Hepsi o kadar mı? Hayır, ölümsüzlük ayrıca.
-Bütün kadınlar benimdi, ben bütün kadınlarındım. Hepimiz
birbirimizde pay sahibiydik. Erkekler de içindeydi bunun, onlarda da ben
vardım, onlar da bana yabancı değillerdi. Onların gülmesi benim gülmemdi,
onların flörtleri benim, benim flörtlerim onlarındı.
-Kişiliğiniz, içine kapatıldığınız bir hapishanedir.
-Bir annenin beni dünyaya getirmesiyle suçlu biri olup
yaşamaya mahkum ediliyor, şu ya da bu devletin vatandaşı olmak, askere gitmek,
öldürmek, silahlanma için vergi ödemekle yükümlü kılınıyorum.
-İnsan bir yığın ruhtan, pek çok ben’den oluşur. Sözde
bütünlüğü dağıtıp parçalayarak kişiliği pek çok ben’ e ayırmak delilik sayılır,
bilim şizofreni diye niteler bunu. Belli bir çocukluğun belli bir düzen ve gruplandırma
olmaksızın denetim altına alınamayacağı düşünülürse, bilim bu tutumunda
haklıdır. Ancak, pek çok alt ben’in birkezliğine, bağlayıcı, yaşam boyu
varlığını koruyacak bir düzene sokulabileceği inancında da haksızdır.
-Kişiliğin Kurulmasına Rehberlik; Ben’inin parçalanıp
dağılması olayını yaşamış kişiye, parçaları nasıl her zaman dilediği düzen
içinde yeniden bir araya toplayıp yaşam oyununda sınırsız bir çeşitlilik
sağlayabileceği öğretilir. (Bir yazarın bir avuç kişiden bir oyun yazıp
çıkarması gibi)
-Ben’ in parçalarını kullanarak değişik modülasyonlar, değişik
tempo ile yaşamınızın oyununa dilediğiniz biçimi verebilir, onu dilediğiniz
gibi canlandırabilir, karmaşık duruma sokabilir ve zenginleştirebilirsiniz, bu
sizin elinizde.
-Delilik yüksek bir anlamda tüm bilgeliğin başlangıcıysa,
şizofreni de tüm sanatın, tüm düşlerin başlangıcıdır.

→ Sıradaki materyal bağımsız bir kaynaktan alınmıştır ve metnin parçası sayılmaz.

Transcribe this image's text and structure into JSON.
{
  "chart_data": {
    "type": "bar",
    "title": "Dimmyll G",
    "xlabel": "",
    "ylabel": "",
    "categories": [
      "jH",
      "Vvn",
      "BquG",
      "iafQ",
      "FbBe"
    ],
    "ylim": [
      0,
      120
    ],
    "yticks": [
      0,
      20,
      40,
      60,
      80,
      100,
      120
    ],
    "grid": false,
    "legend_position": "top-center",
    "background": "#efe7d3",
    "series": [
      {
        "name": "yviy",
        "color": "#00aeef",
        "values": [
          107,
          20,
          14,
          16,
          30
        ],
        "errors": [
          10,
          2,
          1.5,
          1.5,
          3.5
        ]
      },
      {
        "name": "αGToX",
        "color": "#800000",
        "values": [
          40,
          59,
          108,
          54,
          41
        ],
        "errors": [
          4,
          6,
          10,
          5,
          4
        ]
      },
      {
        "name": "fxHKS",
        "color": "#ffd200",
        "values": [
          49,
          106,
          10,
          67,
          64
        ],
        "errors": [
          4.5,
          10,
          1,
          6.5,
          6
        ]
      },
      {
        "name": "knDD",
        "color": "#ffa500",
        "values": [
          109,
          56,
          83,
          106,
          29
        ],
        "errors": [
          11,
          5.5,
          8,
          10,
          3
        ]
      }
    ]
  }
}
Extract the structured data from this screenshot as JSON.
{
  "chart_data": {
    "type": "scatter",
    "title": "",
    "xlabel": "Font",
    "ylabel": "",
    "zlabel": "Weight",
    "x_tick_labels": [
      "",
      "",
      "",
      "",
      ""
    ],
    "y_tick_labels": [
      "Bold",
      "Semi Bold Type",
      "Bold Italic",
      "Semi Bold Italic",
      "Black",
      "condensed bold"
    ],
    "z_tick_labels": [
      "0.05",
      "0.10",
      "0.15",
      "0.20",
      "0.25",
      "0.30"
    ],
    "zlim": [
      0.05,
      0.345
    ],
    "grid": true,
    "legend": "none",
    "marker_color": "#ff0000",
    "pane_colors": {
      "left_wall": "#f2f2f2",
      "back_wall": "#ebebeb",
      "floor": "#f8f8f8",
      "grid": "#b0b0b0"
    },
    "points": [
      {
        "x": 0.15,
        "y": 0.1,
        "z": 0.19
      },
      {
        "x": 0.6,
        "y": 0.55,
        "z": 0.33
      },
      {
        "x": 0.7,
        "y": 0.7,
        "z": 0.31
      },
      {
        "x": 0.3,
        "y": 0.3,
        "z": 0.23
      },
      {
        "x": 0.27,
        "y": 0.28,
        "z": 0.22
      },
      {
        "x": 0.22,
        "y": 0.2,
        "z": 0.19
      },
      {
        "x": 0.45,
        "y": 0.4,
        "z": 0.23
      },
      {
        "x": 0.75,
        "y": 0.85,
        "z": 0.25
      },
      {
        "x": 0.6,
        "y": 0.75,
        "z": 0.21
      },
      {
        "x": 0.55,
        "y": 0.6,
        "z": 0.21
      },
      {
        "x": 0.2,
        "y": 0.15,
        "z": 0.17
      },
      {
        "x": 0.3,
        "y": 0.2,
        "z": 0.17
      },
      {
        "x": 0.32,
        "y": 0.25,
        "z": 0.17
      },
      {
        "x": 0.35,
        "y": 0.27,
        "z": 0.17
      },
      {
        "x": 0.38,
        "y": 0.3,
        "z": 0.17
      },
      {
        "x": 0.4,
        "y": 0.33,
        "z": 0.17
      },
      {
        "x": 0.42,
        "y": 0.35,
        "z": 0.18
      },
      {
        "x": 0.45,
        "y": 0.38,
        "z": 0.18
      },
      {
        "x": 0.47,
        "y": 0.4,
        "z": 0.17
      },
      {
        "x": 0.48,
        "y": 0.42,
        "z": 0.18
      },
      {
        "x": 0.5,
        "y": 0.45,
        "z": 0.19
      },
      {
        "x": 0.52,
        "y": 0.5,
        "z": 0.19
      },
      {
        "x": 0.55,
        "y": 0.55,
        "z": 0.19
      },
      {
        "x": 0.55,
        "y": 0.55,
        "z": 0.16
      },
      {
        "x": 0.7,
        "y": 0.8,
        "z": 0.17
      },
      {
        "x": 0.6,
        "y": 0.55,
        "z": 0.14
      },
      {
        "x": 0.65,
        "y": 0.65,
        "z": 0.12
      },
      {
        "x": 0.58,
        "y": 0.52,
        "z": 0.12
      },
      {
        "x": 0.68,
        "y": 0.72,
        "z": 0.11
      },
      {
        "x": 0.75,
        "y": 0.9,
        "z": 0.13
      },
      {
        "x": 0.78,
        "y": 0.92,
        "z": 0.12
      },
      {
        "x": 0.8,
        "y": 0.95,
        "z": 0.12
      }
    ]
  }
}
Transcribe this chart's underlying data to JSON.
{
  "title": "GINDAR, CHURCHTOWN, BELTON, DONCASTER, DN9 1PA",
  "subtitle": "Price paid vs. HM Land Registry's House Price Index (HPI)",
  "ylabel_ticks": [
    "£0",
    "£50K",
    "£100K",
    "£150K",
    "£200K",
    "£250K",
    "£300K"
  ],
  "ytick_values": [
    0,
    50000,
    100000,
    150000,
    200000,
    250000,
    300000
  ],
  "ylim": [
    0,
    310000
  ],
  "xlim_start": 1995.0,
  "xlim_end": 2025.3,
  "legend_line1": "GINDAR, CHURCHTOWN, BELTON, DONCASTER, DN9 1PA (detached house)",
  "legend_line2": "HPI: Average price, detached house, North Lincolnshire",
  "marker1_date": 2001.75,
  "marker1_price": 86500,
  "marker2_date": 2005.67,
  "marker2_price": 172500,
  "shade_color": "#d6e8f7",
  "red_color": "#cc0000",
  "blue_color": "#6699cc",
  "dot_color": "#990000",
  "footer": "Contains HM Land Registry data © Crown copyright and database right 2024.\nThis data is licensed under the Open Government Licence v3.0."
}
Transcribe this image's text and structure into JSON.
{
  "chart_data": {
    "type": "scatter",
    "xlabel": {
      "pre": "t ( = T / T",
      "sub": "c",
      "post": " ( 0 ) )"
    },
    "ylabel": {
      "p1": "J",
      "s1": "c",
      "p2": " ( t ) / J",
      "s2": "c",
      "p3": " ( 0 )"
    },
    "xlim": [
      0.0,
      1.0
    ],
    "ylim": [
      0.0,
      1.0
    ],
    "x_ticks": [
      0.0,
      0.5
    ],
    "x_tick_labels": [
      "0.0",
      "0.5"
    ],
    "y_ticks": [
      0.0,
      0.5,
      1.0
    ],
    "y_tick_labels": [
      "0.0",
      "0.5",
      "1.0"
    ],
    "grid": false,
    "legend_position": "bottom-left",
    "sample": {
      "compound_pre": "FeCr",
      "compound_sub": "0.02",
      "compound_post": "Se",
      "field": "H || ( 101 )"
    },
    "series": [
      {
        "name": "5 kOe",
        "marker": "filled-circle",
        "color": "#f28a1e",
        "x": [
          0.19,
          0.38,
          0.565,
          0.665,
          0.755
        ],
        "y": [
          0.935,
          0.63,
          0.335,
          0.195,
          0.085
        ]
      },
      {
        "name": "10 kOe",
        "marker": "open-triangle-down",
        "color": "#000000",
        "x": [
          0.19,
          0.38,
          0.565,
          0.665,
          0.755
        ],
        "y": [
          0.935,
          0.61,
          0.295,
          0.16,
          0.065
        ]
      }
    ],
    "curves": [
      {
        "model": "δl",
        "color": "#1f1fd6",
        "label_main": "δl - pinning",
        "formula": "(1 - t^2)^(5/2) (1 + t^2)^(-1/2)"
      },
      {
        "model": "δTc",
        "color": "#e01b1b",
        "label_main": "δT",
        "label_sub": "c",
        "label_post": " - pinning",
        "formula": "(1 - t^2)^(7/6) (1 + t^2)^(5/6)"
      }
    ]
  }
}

-Ben’ in parçaları ile kurduğunuz oyunda, baktınız ki bir
figür bugün çekilmez bir umacıya dönüştü de oyunbozanlık ediyor, ertesi gün onu
ikinci derecede zararsız bir figür konumuna indirgeyebilir, bir süre başına
gelmedik kötülük kalmayan zavallı ve gözde bir figürü ise bir sonraki oyunda
prenses konumuna yükseltebilirsiniz.
-Ciddiye alınmaya değer şeyleri ciddiye almasını öğrenin.
-Gülmeyi öğreneceksiniz. Bu yaşamın mizahına, bu yaşamın
kara mizahına akıl erdirmeniz gerekiyor.